Tubuhnya mulai kembali stabil dengan napas yang sudah teratur. Ia kemudian mencipitkan matanya dan mencoba fokus pada satu titik saja.
"Sial, apa aku sedang di culik!"
Dian memaki dirinya yang seketika teringat tentang kejadian yang terakhir kali ia alami sebelum berada di dalam kamar ini.
"Aku harus segera kembali," seru Dian sambil mencoba untuk berdiri dari duduknya. Namun belum sampai beberapa langkah, ia sudah terjatuh karena pusing yang ia alami.
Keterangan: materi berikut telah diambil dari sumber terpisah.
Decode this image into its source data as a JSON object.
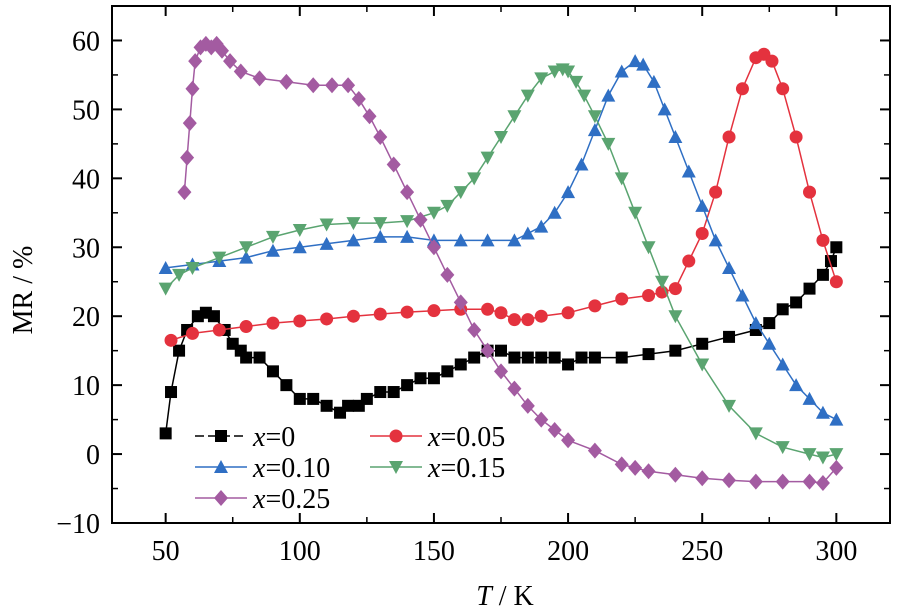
{
  "chart_data": {
    "type": "line",
    "title": "",
    "xlabel": {
      "italic": "T",
      "rest": " / K"
    },
    "ylabel": "MR / %",
    "xlim": [
      30,
      320
    ],
    "ylim": [
      -10,
      65
    ],
    "xticks": [
      50,
      100,
      150,
      200,
      250,
      300
    ],
    "yticks": [
      -10,
      0,
      10,
      20,
      30,
      40,
      50,
      60
    ],
    "xtick_labels": [
      "50",
      "100",
      "150",
      "200",
      "250",
      "300"
    ],
    "ytick_labels": [
      "−10",
      "0",
      "10",
      "20",
      "30",
      "40",
      "50",
      "60"
    ],
    "grid": false,
    "legend_position": "bottom-left",
    "series": [
      {
        "name": "x=0",
        "legend_italic": "x",
        "legend_value": "=0",
        "color": "#000000",
        "marker": "square",
        "x": [
          50,
          52,
          55,
          58,
          62,
          65,
          68,
          72,
          75,
          78,
          80,
          85,
          90,
          95,
          100,
          105,
          110,
          115,
          118,
          122,
          125,
          130,
          135,
          140,
          145,
          150,
          155,
          160,
          165,
          170,
          175,
          180,
          185,
          190,
          195,
          200,
          205,
          210,
          220,
          230,
          240,
          250,
          260,
          270,
          275,
          280,
          285,
          290,
          295,
          298,
          300
        ],
        "y": [
          3,
          9,
          15,
          18,
          20,
          20.5,
          20,
          18,
          16,
          15,
          14,
          14,
          12,
          10,
          8,
          8,
          7,
          6,
          7,
          7,
          8,
          9,
          9,
          10,
          11,
          11,
          12,
          13,
          14,
          15,
          15,
          14,
          14,
          14,
          14,
          13,
          14,
          14,
          14,
          14.5,
          15,
          16,
          17,
          18,
          19,
          21,
          22,
          24,
          26,
          28,
          30
        ]
      },
      {
        "name": "x=0.05",
        "legend_italic": "x",
        "legend_value": "=0.05",
        "color": "#e4323e",
        "marker": "circle",
        "x": [
          52,
          60,
          70,
          80,
          90,
          100,
          110,
          120,
          130,
          140,
          150,
          160,
          170,
          175,
          180,
          185,
          190,
          200,
          210,
          220,
          230,
          235,
          240,
          245,
          250,
          255,
          260,
          265,
          270,
          273,
          276,
          280,
          285,
          290,
          295,
          300
        ],
        "y": [
          16.5,
          17.5,
          18,
          18.5,
          19,
          19.3,
          19.6,
          20,
          20.3,
          20.6,
          20.8,
          21,
          21,
          20.5,
          19.5,
          19.5,
          20,
          20.5,
          21.5,
          22.5,
          23,
          23.5,
          24,
          28,
          32,
          38,
          46,
          53,
          57.5,
          58,
          57,
          53,
          46,
          38,
          31,
          25
        ]
      },
      {
        "name": "x=0.10",
        "legend_italic": "x",
        "legend_value": "=0.10",
        "color": "#2f6fc4",
        "marker": "triangle-up",
        "x": [
          50,
          60,
          70,
          80,
          90,
          100,
          110,
          120,
          130,
          140,
          150,
          160,
          170,
          180,
          185,
          190,
          195,
          200,
          205,
          210,
          215,
          220,
          225,
          228,
          232,
          236,
          240,
          245,
          250,
          255,
          260,
          265,
          270,
          275,
          280,
          285,
          290,
          295,
          300
        ],
        "y": [
          27,
          27.5,
          28,
          28.5,
          29.5,
          30,
          30.5,
          31,
          31.5,
          31.5,
          31,
          31,
          31,
          31,
          32,
          33,
          35,
          38,
          42,
          47,
          52,
          55.5,
          57,
          56.5,
          54,
          50,
          46,
          41,
          36,
          31,
          27,
          23,
          19,
          16,
          13,
          10,
          8,
          6,
          5
        ]
      },
      {
        "name": "x=0.15",
        "legend_italic": "x",
        "legend_value": "=0.15",
        "color": "#5aa470",
        "marker": "triangle-down",
        "x": [
          50,
          55,
          60,
          70,
          80,
          90,
          100,
          110,
          120,
          130,
          140,
          150,
          155,
          160,
          165,
          170,
          175,
          180,
          185,
          190,
          195,
          198,
          200,
          203,
          206,
          210,
          215,
          220,
          225,
          230,
          235,
          240,
          250,
          260,
          270,
          280,
          290,
          295,
          300
        ],
        "y": [
          24,
          26,
          27,
          28.5,
          30,
          31.5,
          32.5,
          33.3,
          33.5,
          33.5,
          33.8,
          35,
          36,
          38,
          40,
          43,
          46,
          49,
          52,
          54.5,
          55.5,
          55.8,
          55.5,
          54,
          52,
          49,
          45,
          40,
          35,
          30,
          25,
          20,
          13,
          7,
          3,
          1,
          0,
          -0.5,
          0
        ]
      },
      {
        "name": "x=0.25",
        "legend_italic": "x",
        "legend_value": "=0.25",
        "color": "#a35ba1",
        "marker": "diamond",
        "x": [
          57,
          58,
          59,
          60,
          61,
          63,
          65,
          67,
          69,
          71,
          74,
          78,
          85,
          95,
          105,
          112,
          118,
          122,
          126,
          130,
          135,
          140,
          145,
          150,
          155,
          160,
          165,
          170,
          175,
          180,
          185,
          190,
          195,
          200,
          210,
          220,
          225,
          230,
          240,
          250,
          260,
          270,
          280,
          290,
          295,
          300
        ],
        "y": [
          38,
          43,
          48,
          53,
          57,
          59,
          59.5,
          59,
          59.5,
          58.5,
          57,
          55.5,
          54.5,
          54,
          53.5,
          53.5,
          53.5,
          51.5,
          49,
          46,
          42,
          38,
          34,
          30,
          26,
          22,
          18,
          15,
          12,
          9.5,
          7,
          5,
          3.5,
          2,
          0.5,
          -1.5,
          -2,
          -2.5,
          -3,
          -3.5,
          -3.8,
          -4,
          -4,
          -4,
          -4.2,
          -2
        ]
      }
    ]
  }
}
"Sialan," maki Dian kesal saat tubuhnya mulai jatuh ke lantai. Tanpa peduli dengan apapun, Dian memutuskan untuk berbaring saja di sana. Ia berbaring dengan merenggangkan tangan dan kakinya di lantai.
Sangat lucu melihat Dian yang sedang berusaha untuk menghilangkan pusingnya dengan berbaring di atas lantai. Meski lantai itu bersih, namun tetap saja apa yang dilakukannya belum pernah dilakukan oleh siapapun yang ada di benua ini.
Beberapa saat setelahnya, Dian merasakan ada seseorang yang hendak mendekatinya. Orang itu dengan perlahan menaruh sesuatu di atas meja sebelum mendekati tubuhnya.
Dian tidak panik, ia hanya penasaran siapa orang tersebut. Dengan santainya Dian tetap berdiam diri tanpa mengeluarkan banyak emosi pada wajahnya.
Saat sosok itu mulai menyentuh tubuhnya dan mengangkatnya, Dian dengan sigap menarik lengan orang tersebut dan menjatuhkannya.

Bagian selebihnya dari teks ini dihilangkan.